Besides the computer, there wasn’t much else inside the tent except a bigger table where Madame worked up the special-order horoscopes and apparently ate her lunch, since the remains of something unidentifiable but definitely food-based was spread out on one end.
She eased out of the tent, just in time to hear the end of Conn’s
palm reading.
“You arrre not long for this life,” Madame was saying. She traced the lifeline on Conn’s palm, which curled from his wrist, around the pad of his thumb to the index finger side of his hand. “See here where the line breaks? You are in a time of great upheaval. You will not overcome.”

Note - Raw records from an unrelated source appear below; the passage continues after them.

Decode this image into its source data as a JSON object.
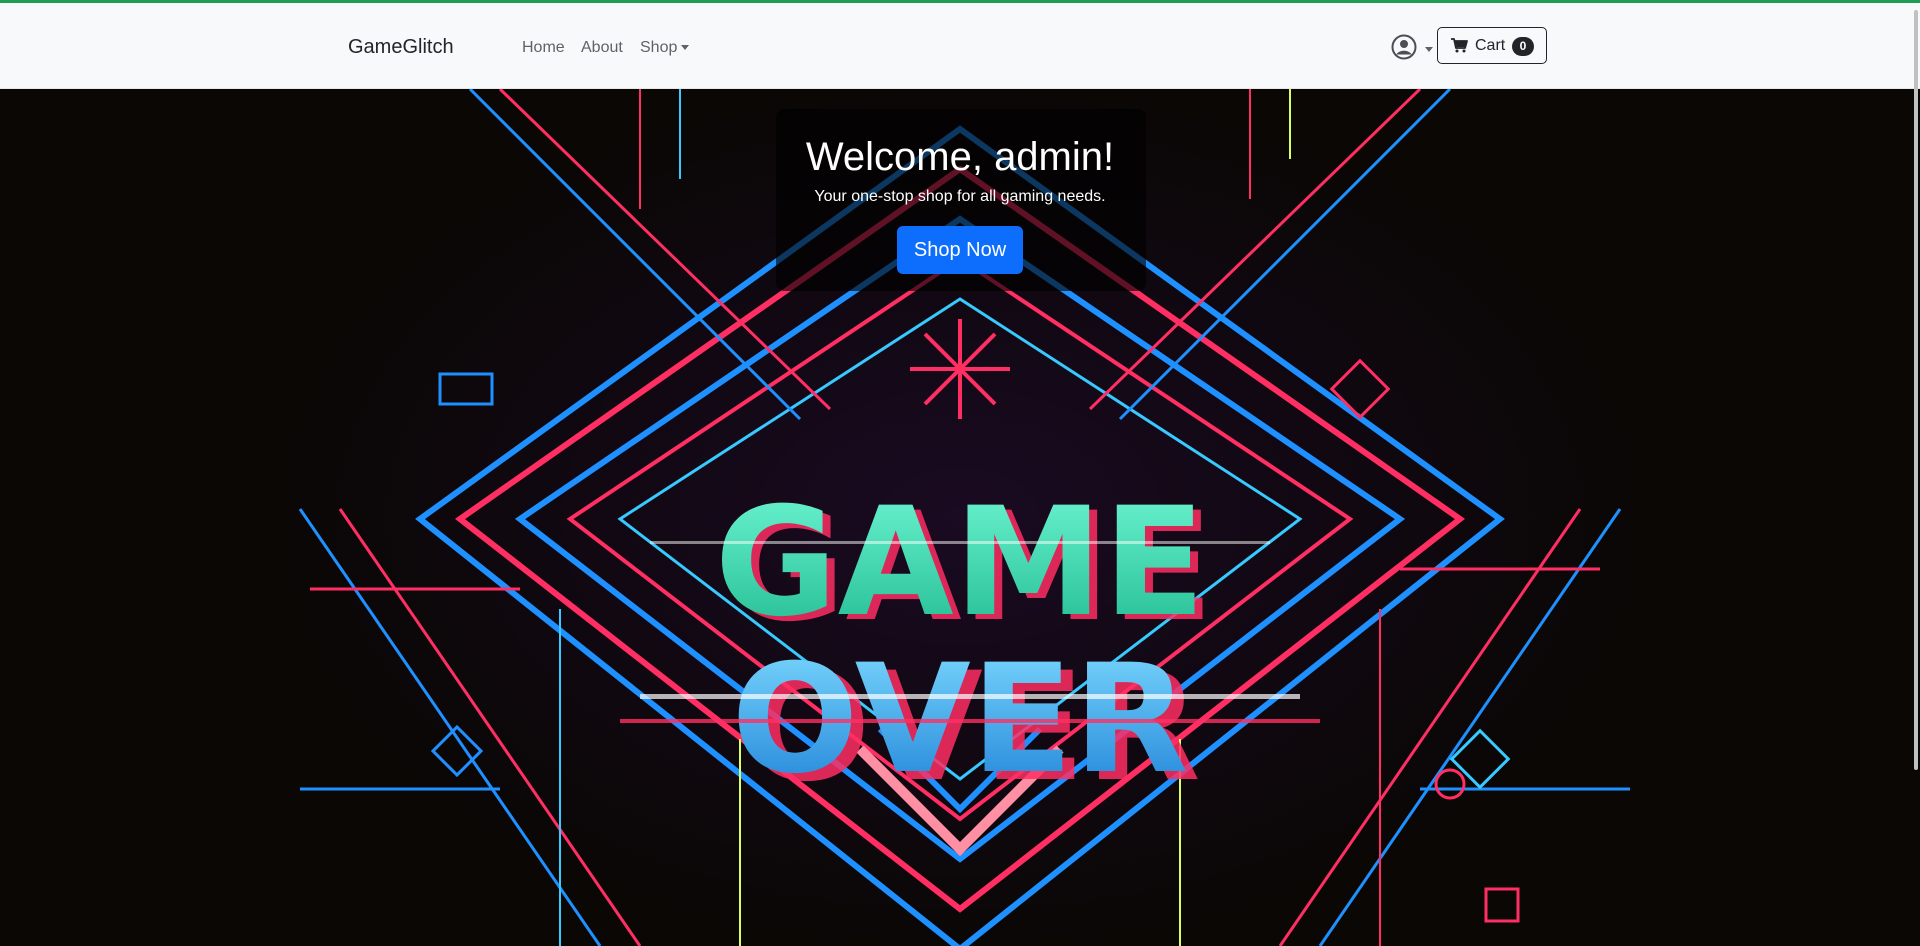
{
  "navbar": {
    "brand": "GameGlitch",
    "links": [
      {
        "label": "Home"
      },
      {
        "label": "About"
      },
      {
        "label": "Shop"
      }
    ],
    "cart": {
      "label": "Cart",
      "count": "0"
    }
  },
  "hero": {
    "title": "Welcome, admin!",
    "subtitle": "Your one-stop shop for all gaming needs.",
    "cta_label": "Shop Now",
    "art_text_line1": "GAME",
    "art_text_line2": "OVER"
  },
  "colors": {
    "accent_top": "#1f9d55",
    "primary_button": "#0d6efd",
    "neon_pink": "#ff2e63",
    "neon_blue": "#1e90ff",
    "neon_green": "#3cffb0"
  }
}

Rae’s heart skipped. She drew in her breath and held it against the sudden pain. Even if Madame Zaretsky’s accuracy hadn’t been well proven, Rae had never considered Conn’s danger, not really anyway. He seemed so . . . impervious, so rock solid. She’d seen him fight off men with swords, for Pete’s sake. But he was as mortal as the next man. He could be hurt. He could be killed.

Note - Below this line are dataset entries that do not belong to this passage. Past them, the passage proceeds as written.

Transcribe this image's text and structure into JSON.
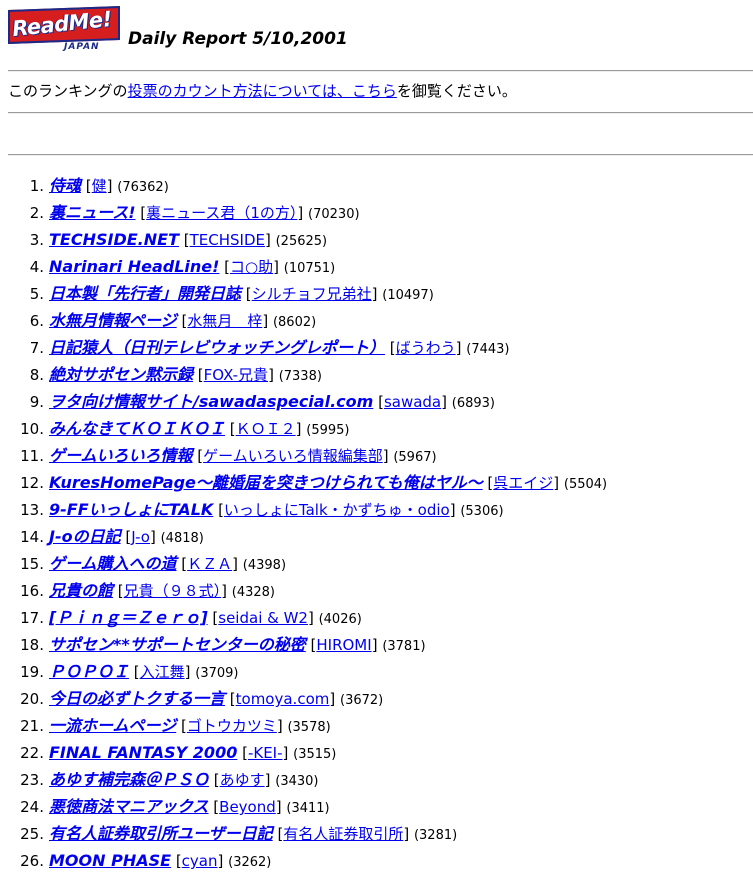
{
  "header": {
    "logo_text": "ReadMe!",
    "logo_sub": "JAPAN",
    "title": "Daily Report 5/10,2001"
  },
  "notice": {
    "prefix": "このランキングの",
    "link": "投票のカウント方法については、こちら",
    "suffix": "を御覧ください。"
  },
  "ranking": [
    {
      "rank": "1.",
      "site": "侍魂",
      "author": "健",
      "votes": "(76362)"
    },
    {
      "rank": "2.",
      "site": "裏ニュース!",
      "author": "裏ニュース君（1の方）",
      "votes": "(70230)"
    },
    {
      "rank": "3.",
      "site": "TECHSIDE.NET",
      "author": "TECHSIDE",
      "votes": "(25625)"
    },
    {
      "rank": "4.",
      "site": "Narinari HeadLine!",
      "author": "コ○助",
      "votes": "(10751)"
    },
    {
      "rank": "5.",
      "site": "日本製「先行者」開発日誌",
      "author": "シルチョフ兄弟社",
      "votes": "(10497)"
    },
    {
      "rank": "6.",
      "site": "水無月情報ページ",
      "author": "水無月　梓",
      "votes": "(8602)"
    },
    {
      "rank": "7.",
      "site": "日記猿人（日刊テレビウォッチングレポート）",
      "author": "ばうわう",
      "votes": "(7443)"
    },
    {
      "rank": "8.",
      "site": "絶対サポセン黙示録",
      "author": "FOX-兄貴",
      "votes": "(7338)"
    },
    {
      "rank": "9.",
      "site": "ヲタ向け情報サイト/sawadaspecial.com",
      "author": "sawada",
      "votes": "(6893)"
    },
    {
      "rank": "10.",
      "site": "みんなきてＫＯＩＫＯＩ",
      "author": "ＫＯＩ２",
      "votes": "(5995)"
    },
    {
      "rank": "11.",
      "site": "ゲームいろいろ情報",
      "author": "ゲームいろいろ情報編集部",
      "votes": "(5967)"
    },
    {
      "rank": "12.",
      "site": "KuresHomePage～離婚届を突きつけられても俺はヤル～",
      "author": "呉エイジ",
      "votes": "(5504)"
    },
    {
      "rank": "13.",
      "site": "9-FFいっしょにTALK",
      "author": "いっしょにTalk・かずちゅ・odio",
      "votes": "(5306)"
    },
    {
      "rank": "14.",
      "site": "J-oの日記",
      "author": "J-o",
      "votes": "(4818)"
    },
    {
      "rank": "15.",
      "site": "ゲーム購入への道",
      "author": "ＫＺＡ",
      "votes": "(4398)"
    },
    {
      "rank": "16.",
      "site": "兄貴の館",
      "author": "兄貴（９８式）",
      "votes": "(4328)"
    },
    {
      "rank": "17.",
      "site": "[Ｐｉｎｇ＝Ｚｅｒｏ]",
      "author": "seidai & W2",
      "votes": "(4026)"
    },
    {
      "rank": "18.",
      "site": "サポセン**サポートセンターの秘密",
      "author": "HIROMI",
      "votes": "(3781)"
    },
    {
      "rank": "19.",
      "site": "ＰＯＰＯＩ",
      "author": "入江舞",
      "votes": "(3709)"
    },
    {
      "rank": "20.",
      "site": "今日の必ずトクする一言",
      "author": "tomoya.com",
      "votes": "(3672)"
    },
    {
      "rank": "21.",
      "site": "一流ホームページ",
      "author": "ゴトウカツミ",
      "votes": "(3578)"
    },
    {
      "rank": "22.",
      "site": "FINAL FANTASY 2000",
      "author": "-KEI-",
      "votes": "(3515)"
    },
    {
      "rank": "23.",
      "site": "あゆす補完森＠ＰＳＯ",
      "author": "あゆす",
      "votes": "(3430)"
    },
    {
      "rank": "24.",
      "site": "悪徳商法マニアックス",
      "author": "Beyond",
      "votes": "(3411)"
    },
    {
      "rank": "25.",
      "site": "有名人証券取引所ユーザー日記",
      "author": "有名人証券取引所",
      "votes": "(3281)"
    },
    {
      "rank": "26.",
      "site": "MOON PHASE",
      "author": "cyan",
      "votes": "(3262)"
    }
  ]
}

The thought of it devastated her. She knew he would leave; she’d come to terms with it. But in her mind’s eye she’d always seen him going on with his life. She’d resented him for it, but maybe it was for the best after all. She wasn’t the kind of woman who could live day-to-day, never knowing if the man she loved would come home to her at the end of his next assignment. This way she could always think of him as he was now—alive, vital. And more than a little snarky.
“I’m not going to kick it today, am I?”
“You mock me now,” Madame said in her faux-Russian accent. “But you will remember Madame Zarrretsky long after you leave.”
“If I believe you, long isn’t a concept that applies to me.” Conn tucked a five-dollar bill into Madame’s hand as he got to his feet. “Next time,” he said when he joined Rae, “it’s your turn to be the distraction.”
“But you do it so well,” Rae said, not entirely sarcastic since he’d done a pretty damn good job of distracting her.
“It’s not Madame Zaretsky. She has a pretty sophisticated computer set up in the tent, and the latest in print shop software, but I don’t think she has the knowledge to use it for forgeries. She didn’t even password protect the system, and I couldn’t find anything suspicious.”